Les problèmes liés à la fraude n’étaient pas les seules grandes difficultés que l’entreprise a dû surmonter au fil des ans. Ingrid Ceusters n’aime pas en parler, mais elle s’arrête également un instant sur les lourdes frictions liées à la succession, qui auraient normalement dû être assurées par ses deux fils, Emmanuel et Axel. "En fin de compte, ces tensions ont conduit Emmanuel à ne plus travailler pour l’entreprise, et Axel à prendre les rênes. Entre-temps, je vois mon rôle un peu comme celui de la reine Beatrix des Pays-Bas, qui est toujours là, mais qui a permis à son fils Willem-Alexander de devenir un monarque qui s’en sort bien. Ce qui s’est passé a en tout cas laissé des blessures profondes. Cela vient surtout du fait que nous avons tous les trois des caractères verbaux très forts. Nous avons bien cherché de l’aide pour la médiation, mais cela n’a finalement pas fonctionné. Pour les entreprises familiales prises dans de tels conflits, la médiation est néanmoins la seule issue.
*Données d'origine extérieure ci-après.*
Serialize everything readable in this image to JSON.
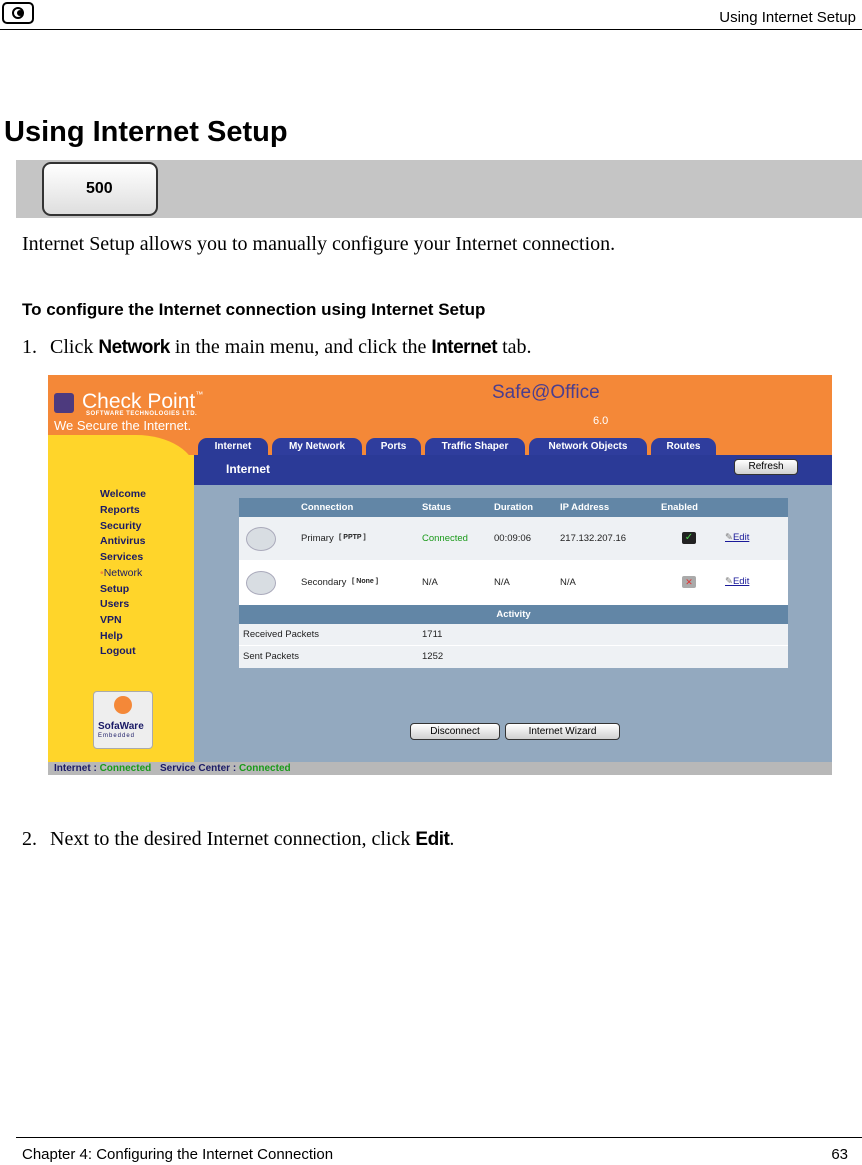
{
  "header": {
    "running_title": "Using Internet Setup"
  },
  "title": "Using Internet Setup",
  "model_badge": "500",
  "intro": "Internet Setup allows you to manually configure your Internet connection.",
  "procedure_title": "To configure the Internet connection using Internet Setup",
  "steps": [
    {
      "num": "1.",
      "pre": "Click ",
      "cmd1": "Network",
      "mid": " in the main menu, and click the ",
      "cmd2": "Internet",
      "post": " tab."
    },
    {
      "num": "2.",
      "pre": "Next to the desired Internet connection, click ",
      "cmd1": "Edit",
      "post": "."
    }
  ],
  "screenshot": {
    "brand": "Check Point",
    "brand_tm": "™",
    "brand_sub": "SOFTWARE TECHNOLOGIES LTD.",
    "tagline": "We Secure the Internet.",
    "product": "Safe@Office",
    "version": "6.0",
    "tabs": [
      "Internet",
      "My Network",
      "Ports",
      "Traffic Shaper",
      "Network Objects",
      "Routes"
    ],
    "section_title": "Internet",
    "refresh": "Refresh",
    "menu": [
      "Welcome",
      "Reports",
      "Security",
      "Antivirus",
      "Services",
      "Network",
      "Setup",
      "Users",
      "VPN",
      "Help",
      "Logout"
    ],
    "sofaware": {
      "name": "SofaWare",
      "sub": "Embedded"
    },
    "table": {
      "headers": [
        "Connection",
        "Status",
        "Duration",
        "IP Address",
        "Enabled"
      ],
      "rows": [
        {
          "name": "Primary",
          "type": "[ PPTP ]",
          "status": "Connected",
          "duration": "00:09:06",
          "ip": "217.132.207.16",
          "edit": "Edit"
        },
        {
          "name": "Secondary",
          "type": "[ None ]",
          "status": "N/A",
          "duration": "N/A",
          "ip": "N/A",
          "edit": "Edit"
        }
      ],
      "activity_header": "Activity",
      "activity": [
        {
          "label": "Received Packets",
          "value": "1711"
        },
        {
          "label": "Sent Packets",
          "value": "1252"
        }
      ]
    },
    "buttons": {
      "disconnect": "Disconnect",
      "wizard": "Internet Wizard"
    },
    "status_bar": {
      "internet_label": "Internet : ",
      "internet_value": "Connected",
      "sc_label": "Service Center : ",
      "sc_value": "Connected"
    },
    "colors": {
      "orange": "#f48838",
      "navy": "#2b3a97",
      "yellow": "#ffd52a",
      "green": "#1a9a1a"
    }
  },
  "footer": {
    "chapter": "Chapter 4: Configuring the Internet Connection",
    "page": "63"
  }
}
Mais il faut avoir la bonne personne pour cela, quelqu’un qui gagne la confiance des deux parties. Mon propre tempérament et ma ténacité m’ont mis des bâtons dans les roues. J’assume une grande partie de la responsabilité. J'aurais dû réagir beaucoup plus calmement, mais malheureusement, ce qui est fait est fait. Et le tempérament, c'est ce que c'est. J'espère maintenant qu’Axel trouvera les bonnes personnes pour s’entourer. Parce qu’être impliqué dans l’entreprise sept jours sur sept, 24 heures sur 24, est impossible quand on a de jeunes enfants. En même temps, je ne veux pas être seulement la grand-mère attentionnée. J’ai atteint un âge où je mérite aussi de recevoir quelque chose en retour pour ma vie personnelle, en échange de tout ce que j’ai donné."
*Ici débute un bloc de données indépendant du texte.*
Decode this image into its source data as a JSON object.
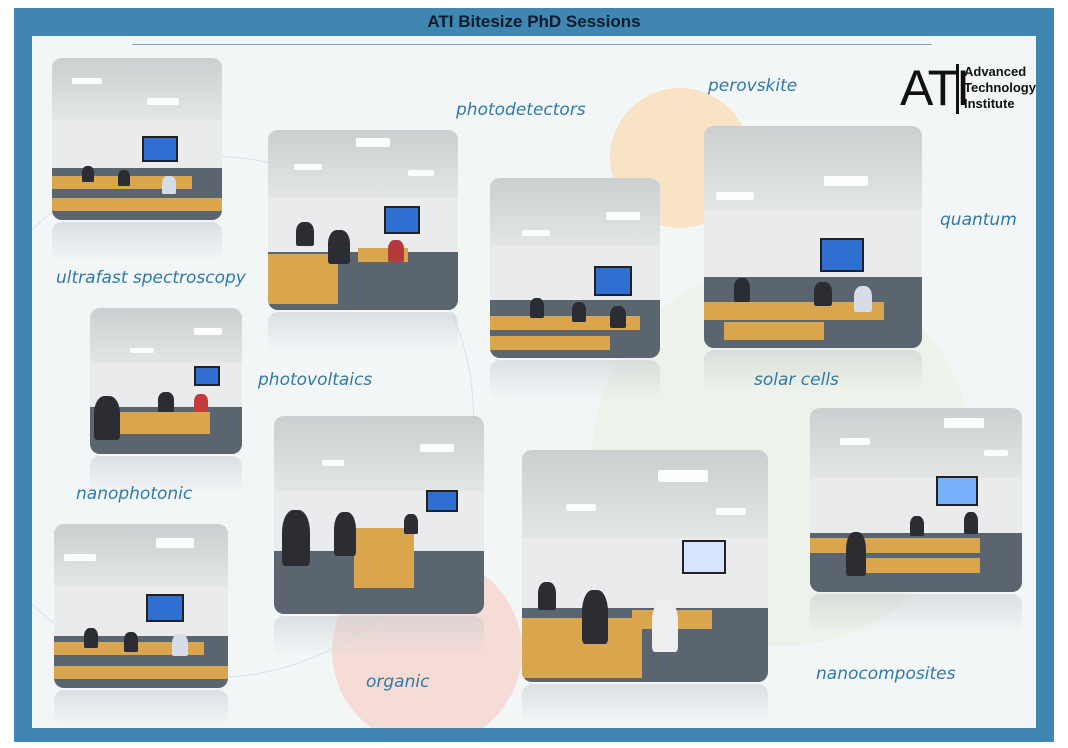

Tous les aspects de la vie sont fascinants

Ingrid Ceusters a toujours combiné son rôle de mère et de dirigeante d'entreprise avec un fort engagement social. "J'ai beaucoup appris sur la gouvernance à Special Olympics, où j'ai été présidente pendant de nombreuses années. Le fait que j'y sois arrivée était encore une des coïncidences de la vie. Lors d'un dîner, je me suis mise à discuter avec le gouverneur de l'époque, Andries Kinsbergen, qui m'a convaincue de jouer un rôle à Special Olympics après lui avoir raconté que mon père avait, avec le père Antoon Van Clé, été à l’origine de Sporta – l'apostolat du sport – une organisation visant à offrir aux jeunes défavorisés la possibilité de pratiquer du sport. Kinsbergen a vu en moi un rôle pour 'construire des ponts' entre Special Olympics et le monde des affaires. Une belle façon de dire que je devrais aller quémander de l'argent auprès des entreprises. Lorsque le président Michel Deleforterie est décédé, on m’a demandé si je voulais le succéder, et j'ai accepté avec plaisir. Avec un conseil d'administration fantastique, nous avons pu accomplir un très beau travail."

Les femmes doivent se profiler plus clairement

En tant que PDG femme dans le secteur immobilier dominé par les hommes, Ingrid Ceusters a également souvent pris la parole sur le leadership féminin. "Je ne me considère pas comme un symbole à cet égard, car au final, dans notre entreprise, nous ne travaillons qu’avec une soixantaine de collaborateurs. Des PDG comme Martine Reynaers et Françoise Chombar sont, à mon avis, des noms beaucoup plus importants. Mais cela ne m’empêche pas de plaider pour que les femmes aient moins de réticence à assumer des responsabilités en tant que dirigeantes d'entreprise. Les hommes sont beaucoup plus visibles et ont plus d'opportunités de réseauter en dehors du travail. Les femmes sont moins mises en avant, et l'inconnu est souvent mal aimé. Pourquoi cela, je ne sais toujours pas. Est-ce une question d'éducation ou d'hormones ? Je ne l’ai pas encore découvert, mais je suis d'accord pour dire qu'il ne ferait pas de mal aux femmes de se profiler un peu plus. Les compétences qu'elles ont naturellement plus que les hommes, comme l'écoute, le fait de remarquer quand des employés rencontrent des difficultés et d'en parler, peuvent uniquement bénéficier aux entreprises." Lorsqu’on lui demande quel conseil elle donnerait à l'Ingrid Ceusters de 35 ans de moins, elle n’a pas besoin de réfléchir longtemps. "Je me conseillerais de réagir plus calmement, d'être plus zen face aux situations et d'être plus diplomate. Je sais maintenant par expérience que réagir impulsivement fait plus de mal que de bien."